There is considerable debate as to whether some small, three-toed footprints from the Triassic and Early Jurassic were made by birds, as their slender and highly divergent toe impressions are similar to modern bird tracks (22?–24). If so, they would predate the oldest bird body fossils by ~60 Ma, necessitating radical revision of the timing and mode of avian origins. When we analyzed seven of these tracks with our neural network, most fell within the bird-dominated region of morphospace and the distance histograms, distinct from nonavian theropods. This included the oldest of these disputed tracks, from the Triassic of South Africa (23). The machine learning analysis, therefore, corroborates patterns noticed by researchers: these tracks greatly resemble birds. One possibility is that these tracks belonged to true birds, which originated much earlier than thought, before the Triassic-Jurassic extinction, but whose body fossils have yet to be found or were not preserved, perhaps because these birds were rare or lived in specific environments not amenable to bone preservation. Alternatively, as widely hypothesized, these tracks may have been made by small Triassic-Jurassic nonavian dinosaurs with feet and/or ground locomotion styles highly convergent on those of birds (i.e., widely divaricated gracile digits) (23, 29), or which made bird-like tracks with traditional nonavian theropod feet simply by chance, because of substrate properties. For example, digits may appear increasingly gracile in wet substrates, leading to the formation of penetrative tracks, or as widely divaricated as bird tracks due to increased mediolateral stability (29, 30). Regardless, body fossils will be required to solve this riddle.

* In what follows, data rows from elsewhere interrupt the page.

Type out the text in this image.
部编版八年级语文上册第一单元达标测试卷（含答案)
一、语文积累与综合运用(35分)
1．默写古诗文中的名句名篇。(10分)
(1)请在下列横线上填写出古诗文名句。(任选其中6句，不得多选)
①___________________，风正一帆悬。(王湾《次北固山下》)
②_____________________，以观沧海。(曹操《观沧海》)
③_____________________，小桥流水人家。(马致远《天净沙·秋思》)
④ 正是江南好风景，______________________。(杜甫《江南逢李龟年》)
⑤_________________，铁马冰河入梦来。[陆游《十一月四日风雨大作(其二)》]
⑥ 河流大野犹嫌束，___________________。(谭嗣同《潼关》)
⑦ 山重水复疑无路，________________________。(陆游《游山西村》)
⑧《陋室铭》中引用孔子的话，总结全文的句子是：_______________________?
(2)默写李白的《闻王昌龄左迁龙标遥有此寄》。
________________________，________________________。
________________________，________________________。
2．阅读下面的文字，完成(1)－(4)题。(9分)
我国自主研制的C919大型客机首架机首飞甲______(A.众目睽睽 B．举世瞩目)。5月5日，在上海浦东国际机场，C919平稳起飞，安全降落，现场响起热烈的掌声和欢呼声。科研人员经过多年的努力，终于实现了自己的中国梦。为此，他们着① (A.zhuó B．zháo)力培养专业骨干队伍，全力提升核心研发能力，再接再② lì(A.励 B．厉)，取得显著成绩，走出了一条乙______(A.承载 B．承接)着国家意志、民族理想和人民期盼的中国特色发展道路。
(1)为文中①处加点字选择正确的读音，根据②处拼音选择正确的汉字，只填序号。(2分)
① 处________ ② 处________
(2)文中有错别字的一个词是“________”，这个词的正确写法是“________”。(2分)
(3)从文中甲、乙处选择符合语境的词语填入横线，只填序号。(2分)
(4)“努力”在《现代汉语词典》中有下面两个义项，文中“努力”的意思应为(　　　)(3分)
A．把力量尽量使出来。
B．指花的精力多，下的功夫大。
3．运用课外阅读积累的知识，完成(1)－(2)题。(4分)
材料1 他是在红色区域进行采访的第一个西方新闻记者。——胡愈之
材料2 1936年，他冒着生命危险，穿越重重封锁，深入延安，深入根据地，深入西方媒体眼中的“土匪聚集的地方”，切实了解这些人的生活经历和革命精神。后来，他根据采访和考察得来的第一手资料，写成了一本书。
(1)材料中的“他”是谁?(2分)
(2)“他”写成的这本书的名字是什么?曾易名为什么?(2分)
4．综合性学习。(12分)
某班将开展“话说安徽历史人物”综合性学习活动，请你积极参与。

Among the benefits of our approach is that it is explicit and user-friendly. The neural network identifies key features of track shape variation that are understandable to the human eye and can be interpreted to have anatomical or biological meaning. To provide easy access to the network and the analysis pipeline for scientists without machine learning or coding expertise, we provide an app, called DinoTracker, which is described in detail in SI Appendix. It allows the users to import their own track silhouette, obtain its encoded features and decoded reconstruction, manipulate the values of the eight key features to gauge their relation to footprint shape, and identify and display tracks in our database that are most similar.

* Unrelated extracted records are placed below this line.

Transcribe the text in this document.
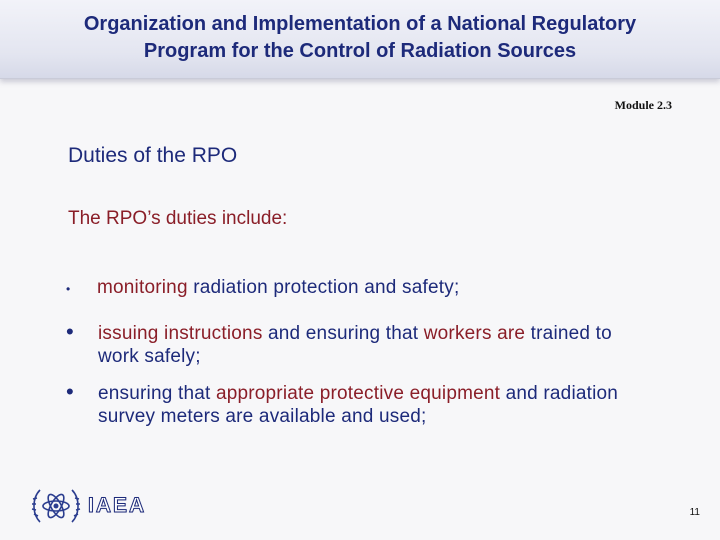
Organization and Implementation of a National Regulatory
Program for the Control of Radiation Sources
Module 2.3
Duties of the RPO

The RPO’s duties include:

• monitoring radiation protection and safety;
• issuing instructions and ensuring that workers are trained to work safely;
• ensuring that appropriate protective equipment and radiation survey meters are available and used;
IAEA	11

Our study should not be viewed as the development of an all-knowing oracle but rather a type of investigator with a different perspective—an unbiased expert brought to the table. Our specific protocol is a starting point, as it analyzes two-dimensional footprint silhouettes only, and these must be drawn by the user, which could contribute error. We must also remember that substrate variations, trackmaker locomotion, and preservational artifacts can influence the shapes of footprints as preserved, and this will be reflected in the drawn silhouettes (29?–31). Therefore, users should be aware that, when inputting silhouettes of unusual tracks such as swim traces and those with extradigital features (e.g., webbing, long metatarsal impressions), our network will only reconstruct the eight features (Fig. 2A) present in these tracks rather than whole track morphology. Future implementations can build on our approach, automate the outlining of the tracks, and take into account more information for each footprint: three-dimensional shape and depth, size, substrate type, and age. And regardless, human experts will still be needed to not only provide the source data, but interpret the output of the analysis, as we have done here by interpreting the biological meaning of the eight key track features and comparing the model results to footprint identifications in the literature.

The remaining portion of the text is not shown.